Now suppose Congress instructed the Air Force to proceed with the project under the following guidelines: Use new materials, state of the art avionics, and revolutionary fuselage and control surface designs, but maintain a conventional turboprop propulsion system. The Soviet Air Defense Ministry would have been licking their chops at the prospect of firing a few SAMs at this farcical hybrid.

Now the Obama administration intends to totally revamp the health care system, and power it with a turboprop rather than a ram jet. Meaningful tort reform is not being considered seriously in the master plan. To reconfigure 20% of the national economy and disregard a critical component of the design is absurd. In deference to the powerful trial lawyer lobby, it is simply off the table.
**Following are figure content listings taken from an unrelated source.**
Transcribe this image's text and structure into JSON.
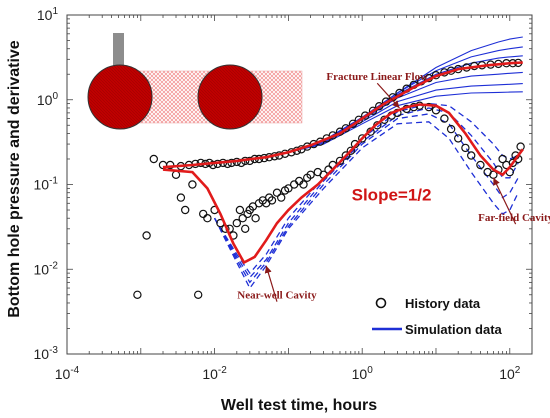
{
  "colors": {
    "history": "#111111",
    "simulation": "#1e2fd6",
    "fit": "#e11b1b",
    "cavity": "#c00000",
    "fracture": "#f3b9b9",
    "well": "#888888"
  },
  "chart_data": {
    "type": "scatter",
    "xscale": "log",
    "yscale": "log",
    "xlim": [
      0.0001,
      200
    ],
    "ylim": [
      0.001,
      10
    ],
    "xlabel": "Well test time, hours",
    "ylabel": "Bottom hole pressure and derivative",
    "xticks": [
      {
        "value": 0.0001,
        "base": "10",
        "exp": "-4"
      },
      {
        "value": 0.01,
        "base": "10",
        "exp": "-2"
      },
      {
        "value": 1,
        "base": "10",
        "exp": "0"
      },
      {
        "value": 100,
        "base": "10",
        "exp": "2"
      }
    ],
    "yticks": [
      {
        "value": 0.001,
        "base": "10",
        "exp": "-3"
      },
      {
        "value": 0.01,
        "base": "10",
        "exp": "-2"
      },
      {
        "value": 0.1,
        "base": "10",
        "exp": "-1"
      },
      {
        "value": 1,
        "base": "10",
        "exp": "0"
      },
      {
        "value": 10,
        "base": "10",
        "exp": "1"
      }
    ],
    "legend": {
      "placement": "bottom-right",
      "entries": [
        {
          "name": "History data",
          "marker": "circle"
        },
        {
          "name": "Simulation data",
          "marker": "line"
        }
      ]
    },
    "annotations": [
      {
        "text": "Fracture Linear Flow",
        "x": 1.6,
        "y": 1.7,
        "style": "serif",
        "arrow_to": [
          3.2,
          0.8
        ]
      },
      {
        "text": "Slope=1/2",
        "x": 2.5,
        "y": 0.065,
        "style": "bold"
      },
      {
        "text": "Far-field Cavity",
        "x": 120,
        "y": 0.037,
        "style": "serif",
        "arrow_to": [
          60,
          0.12
        ]
      },
      {
        "text": "Near-well Cavity",
        "x": 0.07,
        "y": 0.0045,
        "style": "serif",
        "arrow_to": [
          0.05,
          0.011
        ]
      }
    ],
    "history_pressure": {
      "name": "History data",
      "x": [
        0.0025,
        0.0035,
        0.0045,
        0.0055,
        0.0065,
        0.0075,
        0.0085,
        0.0095,
        0.011,
        0.013,
        0.015,
        0.017,
        0.02,
        0.023,
        0.026,
        0.03,
        0.035,
        0.04,
        0.047,
        0.055,
        0.065,
        0.075,
        0.09,
        0.11,
        0.13,
        0.15,
        0.18,
        0.22,
        0.27,
        0.33,
        0.4,
        0.5,
        0.6,
        0.75,
        0.9,
        1.1,
        1.4,
        1.7,
        2.1,
        2.6,
        3.2,
        4,
        5,
        6.3,
        8,
        10,
        13,
        16,
        20,
        26,
        33,
        42,
        55,
        70,
        90,
        110,
        130
      ],
      "y": [
        0.17,
        0.165,
        0.17,
        0.175,
        0.18,
        0.175,
        0.18,
        0.17,
        0.175,
        0.18,
        0.175,
        0.18,
        0.185,
        0.18,
        0.19,
        0.19,
        0.2,
        0.2,
        0.205,
        0.21,
        0.215,
        0.22,
        0.23,
        0.24,
        0.25,
        0.26,
        0.28,
        0.3,
        0.32,
        0.35,
        0.38,
        0.42,
        0.46,
        0.52,
        0.58,
        0.65,
        0.74,
        0.84,
        0.95,
        1.07,
        1.2,
        1.35,
        1.5,
        1.65,
        1.8,
        1.95,
        2.1,
        2.2,
        2.3,
        2.4,
        2.5,
        2.55,
        2.6,
        2.65,
        2.7,
        2.7,
        2.72
      ]
    },
    "history_derivative": {
      "name": "History data",
      "x": [
        0.0009,
        0.0012,
        0.0015,
        0.002,
        0.003,
        0.0035,
        0.004,
        0.005,
        0.006,
        0.007,
        0.008,
        0.01,
        0.012,
        0.014,
        0.016,
        0.018,
        0.02,
        0.022,
        0.024,
        0.026,
        0.028,
        0.03,
        0.033,
        0.036,
        0.04,
        0.045,
        0.05,
        0.055,
        0.06,
        0.07,
        0.08,
        0.09,
        0.1,
        0.12,
        0.14,
        0.16,
        0.18,
        0.2,
        0.25,
        0.3,
        0.35,
        0.4,
        0.5,
        0.6,
        0.7,
        0.8,
        1,
        1.3,
        1.6,
        2,
        2.5,
        3,
        4,
        5,
        6,
        8,
        10,
        13,
        16,
        20,
        25,
        30,
        40,
        50,
        60,
        70,
        80,
        90,
        100,
        110,
        120,
        130,
        140
      ],
      "y": [
        0.005,
        0.025,
        0.2,
        0.17,
        0.13,
        0.07,
        0.05,
        0.1,
        0.005,
        0.045,
        0.04,
        0.05,
        0.035,
        0.03,
        0.03,
        0.025,
        0.035,
        0.05,
        0.04,
        0.03,
        0.045,
        0.05,
        0.055,
        0.04,
        0.06,
        0.065,
        0.06,
        0.07,
        0.065,
        0.08,
        0.07,
        0.085,
        0.09,
        0.1,
        0.11,
        0.1,
        0.12,
        0.13,
        0.14,
        0.13,
        0.15,
        0.17,
        0.19,
        0.22,
        0.25,
        0.3,
        0.35,
        0.42,
        0.5,
        0.58,
        0.65,
        0.7,
        0.78,
        0.82,
        0.85,
        0.82,
        0.75,
        0.6,
        0.45,
        0.35,
        0.27,
        0.22,
        0.17,
        0.14,
        0.13,
        0.15,
        0.2,
        0.17,
        0.14,
        0.18,
        0.22,
        0.2,
        0.28
      ]
    },
    "fit_pressure": {
      "x": [
        0.002,
        0.005,
        0.01,
        0.02,
        0.05,
        0.1,
        0.2,
        0.5,
        1,
        2,
        5,
        10,
        20,
        50,
        100,
        150
      ],
      "y": [
        0.16,
        0.17,
        0.18,
        0.19,
        0.21,
        0.24,
        0.29,
        0.4,
        0.6,
        0.9,
        1.4,
        1.9,
        2.3,
        2.55,
        2.7,
        2.75
      ]
    },
    "fit_derivative": {
      "x": [
        0.002,
        0.005,
        0.008,
        0.012,
        0.018,
        0.025,
        0.035,
        0.05,
        0.07,
        0.1,
        0.15,
        0.25,
        0.4,
        0.7,
        1,
        1.5,
        2.5,
        4,
        6,
        10,
        15,
        25,
        40,
        60,
        80,
        100,
        130,
        150
      ],
      "y": [
        0.15,
        0.14,
        0.09,
        0.045,
        0.02,
        0.012,
        0.014,
        0.022,
        0.035,
        0.05,
        0.07,
        0.1,
        0.15,
        0.25,
        0.35,
        0.5,
        0.7,
        0.82,
        0.88,
        0.85,
        0.7,
        0.4,
        0.22,
        0.15,
        0.13,
        0.16,
        0.22,
        0.26
      ]
    },
    "simulation_pressure": {
      "name": "Simulation data",
      "x": [
        0.002,
        0.01,
        0.05,
        0.1,
        0.3,
        1,
        3,
        10,
        30,
        70,
        100,
        150
      ],
      "series_y": [
        [
          0.16,
          0.18,
          0.21,
          0.24,
          0.33,
          0.62,
          1.2,
          2.4,
          3.8,
          4.8,
          5.2,
          5.5
        ],
        [
          0.16,
          0.18,
          0.21,
          0.24,
          0.33,
          0.62,
          1.2,
          2.2,
          3.2,
          3.8,
          4.0,
          4.2
        ],
        [
          0.16,
          0.18,
          0.21,
          0.24,
          0.33,
          0.6,
          1.15,
          2.0,
          2.7,
          3.1,
          3.2,
          3.3
        ],
        [
          0.16,
          0.18,
          0.21,
          0.24,
          0.32,
          0.58,
          1.05,
          1.6,
          1.9,
          2.0,
          2.05,
          2.1
        ],
        [
          0.16,
          0.18,
          0.21,
          0.24,
          0.31,
          0.55,
          0.95,
          1.3,
          1.45,
          1.5,
          1.52,
          1.55
        ],
        [
          0.16,
          0.18,
          0.21,
          0.24,
          0.3,
          0.52,
          0.85,
          1.1,
          1.2,
          1.22,
          1.23,
          1.24
        ]
      ]
    },
    "simulation_derivative": {
      "name": "Simulation data",
      "x": [
        0.01,
        0.02,
        0.03,
        0.05,
        0.1,
        0.3,
        1,
        3,
        8,
        15,
        30,
        60,
        80,
        100,
        130
      ],
      "series_y": [
        [
          0.04,
          0.015,
          0.009,
          0.015,
          0.04,
          0.12,
          0.35,
          0.72,
          0.9,
          0.85,
          0.55,
          0.3,
          0.22,
          0.2,
          0.22
        ],
        [
          0.04,
          0.014,
          0.008,
          0.013,
          0.035,
          0.11,
          0.32,
          0.65,
          0.8,
          0.7,
          0.38,
          0.18,
          0.12,
          0.12,
          0.18
        ],
        [
          0.04,
          0.013,
          0.007,
          0.012,
          0.032,
          0.1,
          0.3,
          0.6,
          0.68,
          0.52,
          0.22,
          0.1,
          0.07,
          0.08,
          0.12
        ],
        [
          0.04,
          0.012,
          0.006,
          0.011,
          0.03,
          0.09,
          0.27,
          0.52,
          0.55,
          0.35,
          0.14,
          0.06,
          0.045,
          0.05,
          0.08
        ]
      ]
    }
  }
}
Tort law contributes substantially to the cost of health delivery through the practice of defensive medicine, burdensome levels of documentation, and malpractice insurance rates.

Modest tort reform in California which restricted pain and suffering damages to $250,000 avoided the catastrophes experienced in states without such protection. A few more common sense based reforms are in order:
1. Frivolous law suits are a nuisance and expensive. To discourage these suits the plaintiffs and their attorneys should pay the defendants' legal costs if the case is deemed to be without merit.
2. Nowadays medical testimony is too complex for most lay juries to consider, particularly for jurists who are selected for their penchant to award large settlements rather than their ability to sift through detailed, scientific testimony. A panel of experts is more suitable to deliver sound and consistent evidence based decisions. Using a similar tact, Kaiser Hospital patients adjudicate grievances through a compulsory mediation process.
3. During litigation the plaintiff has the right to sue everyone involved in the case irrespective of their personal culpability. This shot gun approach to legal remedy forces innocent parties to spend time and money for their defense until they are dismissed from the case. Rules are needed to protect innocent health care workers from this treatment.

At times the health care system is like a bus in a third world country. There are people on the roof, on the hood, and crammed inside. There are pigs, chickens, and luggage bursting from every window and door. Despite the load the bus creeps along avoiding the pot holes as diesel exhaust belches from the tail pipe. It is unclear whether the current tort system is a pot hole or a hippopotamus riding in the bus, but it effects the ride.